The zero is a most important example. Why? Because, it did not originate in ancient Greece or Israel, on the one hand, and because European merchantilism, imperialism, and the scientific revolution would have been impossible with out it. As you know, the zero is one aspect of the so-called Arabic numeral system, which originated in China and/or India (I don't know the current scholarship on this) and was transmitted to Europe through Islam, arriving, I believe, in the 10th century CE. European merchantilism and imperialism depended on reliable long-distance navigation over open oceans. That in turn required the use of logarithm tables, the calculation of which required the Arabic numeral system. Similarly, the Arabic system was crucial for the scientific revolution.
Whether or not sense can be made of the idea of "Western" culture, it is clear that the modern Western world would have been impossible without the Arabic notation. It's as important as Greek art and philosophy and Hebrew religion.
* * * * * *
0. Memes: Yes, this is where the meme concept can begin to earn its keep. I adopted the term in Culture as an Evolutionary Arena, but that was before I realized just how very much nonsense has been written under that rubric. But, yes, we really do need to begin analyzing culture into a rather large collection of quasi-independent and discrete memes. One of the interesting memes in AA music is melisma, the elaborate vocal embellishments that are particular prominent in gospel, but also show up in blues. Melisma may have made its way here through two routes. Both start in the Arab world, and one arrives here through West Africa (which has been heavily Islamic for a long time) and the other through Ireland -- though I forget just how it made it's way from, presumably, Spain to Ireland.
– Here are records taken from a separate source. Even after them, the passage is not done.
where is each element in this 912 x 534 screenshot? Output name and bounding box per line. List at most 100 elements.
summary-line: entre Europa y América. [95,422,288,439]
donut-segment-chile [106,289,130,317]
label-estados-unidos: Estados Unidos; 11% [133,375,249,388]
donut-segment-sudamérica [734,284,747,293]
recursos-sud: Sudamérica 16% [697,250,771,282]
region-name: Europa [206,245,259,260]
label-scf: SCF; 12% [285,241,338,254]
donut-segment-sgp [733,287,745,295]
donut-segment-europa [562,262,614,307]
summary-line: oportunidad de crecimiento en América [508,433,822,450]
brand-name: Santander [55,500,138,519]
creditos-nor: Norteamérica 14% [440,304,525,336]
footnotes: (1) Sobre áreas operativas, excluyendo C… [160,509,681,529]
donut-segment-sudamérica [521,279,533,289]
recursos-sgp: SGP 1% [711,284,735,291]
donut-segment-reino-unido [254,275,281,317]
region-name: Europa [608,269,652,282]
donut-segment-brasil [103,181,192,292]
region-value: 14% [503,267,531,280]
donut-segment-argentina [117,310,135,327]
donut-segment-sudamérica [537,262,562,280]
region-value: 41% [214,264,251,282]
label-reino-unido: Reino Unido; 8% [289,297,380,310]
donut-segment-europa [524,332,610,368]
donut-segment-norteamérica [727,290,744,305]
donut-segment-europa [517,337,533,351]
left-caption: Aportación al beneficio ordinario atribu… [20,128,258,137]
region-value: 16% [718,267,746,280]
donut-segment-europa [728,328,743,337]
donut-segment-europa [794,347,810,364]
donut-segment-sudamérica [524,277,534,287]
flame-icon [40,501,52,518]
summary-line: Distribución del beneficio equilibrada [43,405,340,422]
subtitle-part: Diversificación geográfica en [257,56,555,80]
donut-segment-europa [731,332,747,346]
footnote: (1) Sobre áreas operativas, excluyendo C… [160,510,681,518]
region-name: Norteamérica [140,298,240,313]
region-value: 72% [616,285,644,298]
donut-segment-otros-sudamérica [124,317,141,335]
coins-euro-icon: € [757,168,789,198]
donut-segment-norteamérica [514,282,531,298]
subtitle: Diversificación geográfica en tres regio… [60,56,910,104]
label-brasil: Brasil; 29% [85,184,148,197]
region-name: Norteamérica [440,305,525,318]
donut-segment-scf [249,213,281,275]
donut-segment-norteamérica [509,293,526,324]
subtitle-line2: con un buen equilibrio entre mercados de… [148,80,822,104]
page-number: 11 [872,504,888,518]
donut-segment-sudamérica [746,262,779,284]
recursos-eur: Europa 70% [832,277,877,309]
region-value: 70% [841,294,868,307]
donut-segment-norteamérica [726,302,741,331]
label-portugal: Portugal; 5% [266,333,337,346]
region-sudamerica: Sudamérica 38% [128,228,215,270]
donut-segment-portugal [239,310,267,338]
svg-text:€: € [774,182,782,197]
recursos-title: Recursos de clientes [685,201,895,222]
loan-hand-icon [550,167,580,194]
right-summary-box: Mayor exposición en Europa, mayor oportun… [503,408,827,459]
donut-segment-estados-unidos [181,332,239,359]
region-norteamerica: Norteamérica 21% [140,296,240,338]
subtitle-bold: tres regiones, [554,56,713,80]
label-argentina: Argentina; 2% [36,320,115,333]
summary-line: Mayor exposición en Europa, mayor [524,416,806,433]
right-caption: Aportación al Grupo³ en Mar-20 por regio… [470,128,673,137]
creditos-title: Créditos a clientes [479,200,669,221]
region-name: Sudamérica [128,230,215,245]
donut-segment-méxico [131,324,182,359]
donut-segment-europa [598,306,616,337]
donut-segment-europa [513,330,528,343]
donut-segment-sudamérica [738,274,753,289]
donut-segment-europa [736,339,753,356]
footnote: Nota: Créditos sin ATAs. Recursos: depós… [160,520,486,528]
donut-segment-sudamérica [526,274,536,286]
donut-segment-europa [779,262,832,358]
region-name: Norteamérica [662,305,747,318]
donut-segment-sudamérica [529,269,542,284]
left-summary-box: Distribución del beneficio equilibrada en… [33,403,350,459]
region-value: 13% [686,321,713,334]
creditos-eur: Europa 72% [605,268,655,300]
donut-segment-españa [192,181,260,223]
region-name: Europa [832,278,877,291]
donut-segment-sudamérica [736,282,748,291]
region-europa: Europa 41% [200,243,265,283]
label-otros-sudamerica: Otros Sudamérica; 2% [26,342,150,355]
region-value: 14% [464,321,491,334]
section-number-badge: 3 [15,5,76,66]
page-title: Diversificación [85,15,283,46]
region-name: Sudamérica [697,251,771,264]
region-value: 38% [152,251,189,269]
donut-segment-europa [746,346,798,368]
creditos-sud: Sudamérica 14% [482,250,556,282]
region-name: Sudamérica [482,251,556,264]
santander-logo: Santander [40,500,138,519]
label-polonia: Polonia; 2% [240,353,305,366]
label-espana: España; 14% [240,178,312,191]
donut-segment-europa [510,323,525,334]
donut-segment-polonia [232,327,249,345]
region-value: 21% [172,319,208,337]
1. Yes, music travels well. Charlie Keil has noticed a tendency for complex cultural areas to vest the most potent music in exotic internal Others. In America we've got symphonic Jews, operatic Italians, and funky-soulful Blacks, etc.
2. I think hybridism is the norm for culture. That is to say, when you look at the memetic repertoire of significant groups, it will almost always consist of inheritance from several-many different lines.
3. I figure "Western culture" is most usefully applied between, say, 1400 CE and, yes, 1900 CE.
4. A provisional "yes" on the distinctive "Western" forms – I've not really tried to think it through.